La crise du Covid-19 et l’avenir de l’Etat en Afrique

Il est de coutume après chaque événement qui entraîne de grands bouleversements, telles que les guerres, les catastrophes naturelles ou de graves crises économiques, que les bases de la société soient revisitées. En Afrique comme ailleurs, se produira la remise en cause de nos échelles de valeurs et d’un certain nombre de fondamentaux : sociaux, culturels, économiques, etc… Par-delà les difficultés liées à la fragilité ou à l’inadéquation des systèmes sanitaires dans certains pays, la crise sanitaire pose le problème plus profond de la société dans laquelle veulent vivre les Africains, à l’étape actuelle de leur développement. C’est un questionnement de l’existant qui interpelle l’avenir, et invite les décideurs et les membres de la société à répondre à des questions importantes. De telles réflexions ont déjà commencé dans certains pays (ceux du Nord notamment) et nous aurions tort de les édulcorer, au moment où dans presque tous les pays africains, on semble « se chercher Â» dans les processus de ripostes pour, soit ralentir la propagation du Covid-19, soit prendre en charge les personnes qui en sont affectées.

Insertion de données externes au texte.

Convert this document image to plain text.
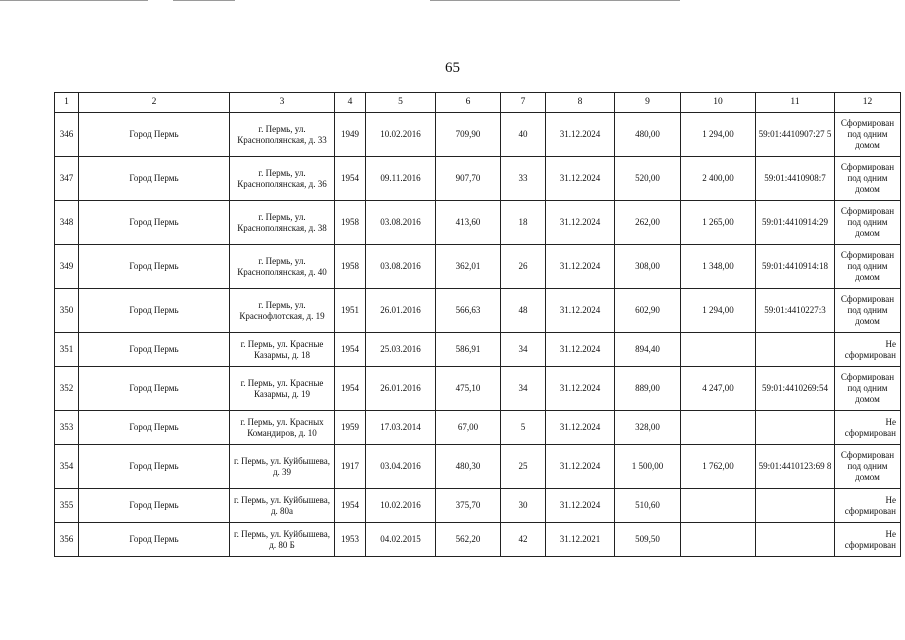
65
1	2	3	4	5	6	7	8	9	10	11	12
346	Город Пермь	г. Пермь, ул. Краснополянская, д. 33	1949	10.02.2016	709,90	40	31.12.2024	480,00	1 294,00	59:01:4410907:27 5	Сформирован под одним домом
347	Город Пермь	г. Пермь, ул. Краснополянская, д. 36	1954	09.11.2016	907,70	33	31.12.2024	520,00	2 400,00	59:01:4410908:7	Сформирован под одним домом
348	Город Пермь	г. Пермь, ул. Краснополянская, д. 38	1958	03.08.2016	413,60	18	31.12.2024	262,00	1 265,00	59:01:4410914:29	Сформирован под одним домом
349	Город Пермь	г. Пермь, ул. Краснополянская, д. 40	1958	03.08.2016	362,01	26	31.12.2024	308,00	1 348,00	59:01:4410914:18	Сформирован под одним домом
350	Город Пермь	г. Пермь, ул. Краснофлотская, д. 19	1951	26.01.2016	566,63	48	31.12.2024	602,90	1 294,00	59:01:4410227:3	Сформирован под одним домом
351	Город Пермь	г. Пермь, ул. Красные Казармы, д. 18	1954	25.03.2016	586,91	34	31.12.2024	894,40			Не сформирован
352	Город Пермь	г. Пермь, ул. Красные Казармы, д. 19	1954	26.01.2016	475,10	34	31.12.2024	889,00	4 247,00	59:01:4410269:54	Сформирован под одним домом
353	Город Пермь	г. Пермь, ул. Красных Командиров, д. 10	1959	17.03.2014	67,00	5	31.12.2024	328,00			Не сформирован
354	Город Пермь	г. Пермь, ул. Куйбышева, д. 39	1917	03.04.2016	480,30	25	31.12.2024	1 500,00	1 762,00	59:01:4410123:69 8	Сформирован под одним домом
355	Город Пермь	г. Пермь, ул. Куйбышева, д. 80а	1954	10.02.2016	375,70	30	31.12.2024	510,60			Не сформирован
356	Город Пермь	г. Пермь, ул. Куйбышева, д. 80 Б	1953	04.02.2015	562,20	42	31.12.2021	509,50			Не сформирован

La question a été posée à des experts d’ALG issus de divers domaines de compétences. Une cinquantaine de personnalités chevronnés présents sur le continent ou vivant dans les diasporas nous ont fait part de leurs sentiments et réflexions. Ils sont unanimes à admettre que cette crise sanitaire impose que l’entité étatique soit repensée en Afrique dans des éléments clés des attributs qui le caractérisent : il est question de repenser (de fond en comble) notre société, notre modèle de gouvernance, l’architecture de l’Etat dans son ensemble, les services publics qui seraient les plus adaptés aux défis actuels et les responsabilités qui reviennent aux différents acteurs ainsi que le rôle que le citoyen de demain doit jouer. Il est clair que l’approche que nous proposons doit conduire à des sociétés plus démocratiques adossées à un Etat dont les capacités sur plusieurs plans doivent être renforcées.

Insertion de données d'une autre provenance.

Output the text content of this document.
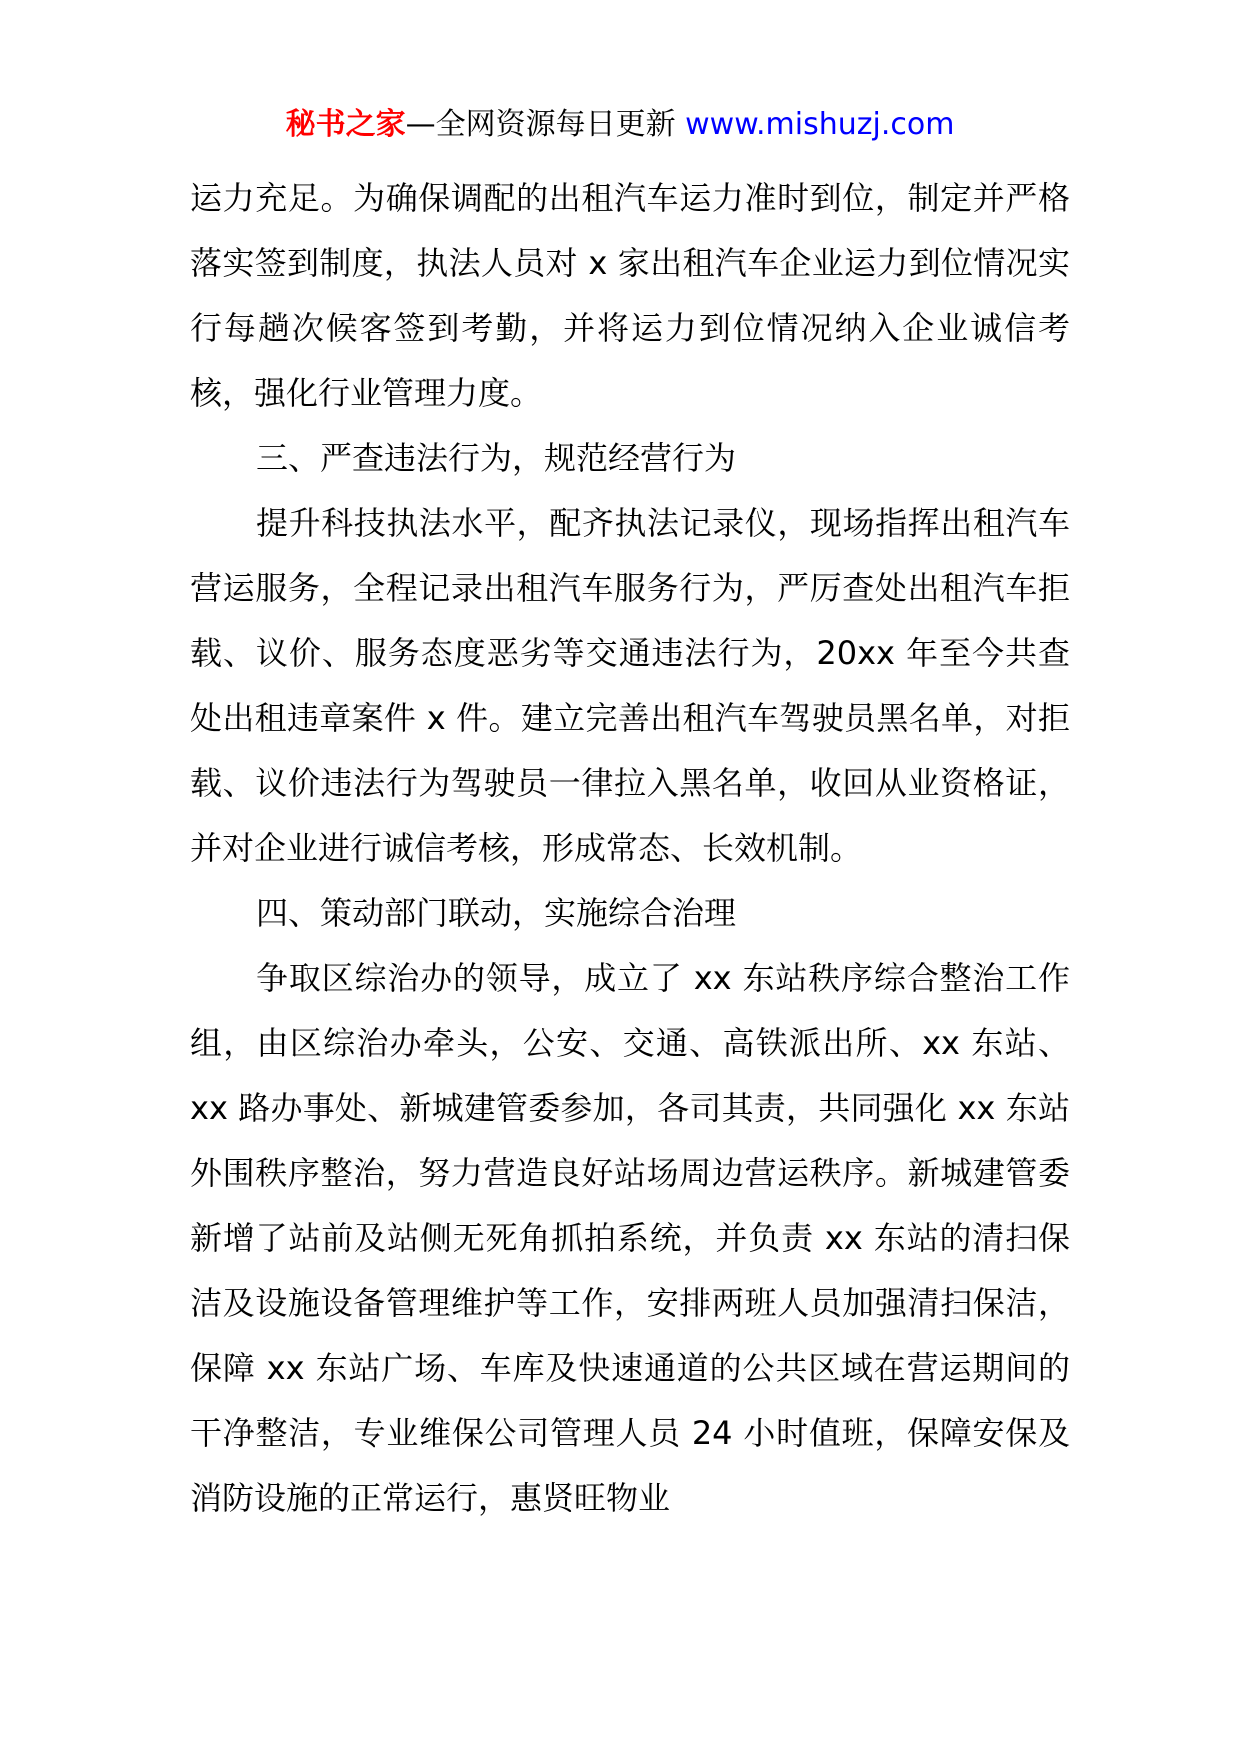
秘书之家—全网资源每日更新 www.mishuzj.com

运力充足。为确保调配的出租汽车运力准时到位，制定并严格落实签到制度，执法人员对 x 家出租汽车企业运力到位情况实行每趟次候客签到考勤，并将运力到位情况纳入企业诚信考核，强化行业管理力度。

三、严查违法行为，规范经营行为

提升科技执法水平，配齐执法记录仪，现场指挥出租汽车营运服务，全程记录出租汽车服务行为，严厉查处出租汽车拒载、议价、服务态度恶劣等交通违法行为，20xx 年至今共查处出租违章案件 x 件。建立完善出租汽车驾驶员黑名单，对拒载、议价违法行为驾驶员一律拉入黑名单，收回从业资格证，并对企业进行诚信考核，形成常态、长效机制。

四、策动部门联动，实施综合治理

争取区综治办的领导，成立了 xx 东站秩序综合整治工作组，由区综治办牵头，公安、交通、高铁派出所、xx 东站、xx 路办事处、新城建管委参加，各司其责，共同强化 xx 东站外围秩序整治，努力营造良好站场周边营运秩序。新城建管委新增了站前及站侧无死角抓拍系统，并负责 xx 东站的清扫保洁及设施设备管理维护等工作，安排两班人员加强清扫保洁，保障 xx 东站广场、车库及快速通道的公共区域在营运期间的干净整洁，专业维保公司管理人员 24 小时值班，保障安保及消防设施的正常运行，惠贤旺物业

Comment repenser l’Afrique et refonder une nouvelle société d’espérance ?

La crise sanitaire impose la remise en cause

ALG propose de poursuivre et approfondir ces réflexions et les axer sur des aspects clés de la gouvernance qui aideront non seulement à comprendre le phénomène de la pandémie du COVID 19, mais surtout, identifier des pistes pour en endiguer les effets dans un futur proche. Nous avons pour cela identifié sept (7) domaine de la gestion publique par rapports auxquels notre équipe fait une analyse sommaire en dégageant des questions de recherche. Intervenant sur le continent auprès des Etats et avec des partenaires de références qui agissent sur le terrain dans ces domaines, notre démarche constitue une invitation à opérer au plus vite et à l’échelle de chaque pays les études prospectives participatives qui dégageront les voies vers les meilleures décisions stratégiques.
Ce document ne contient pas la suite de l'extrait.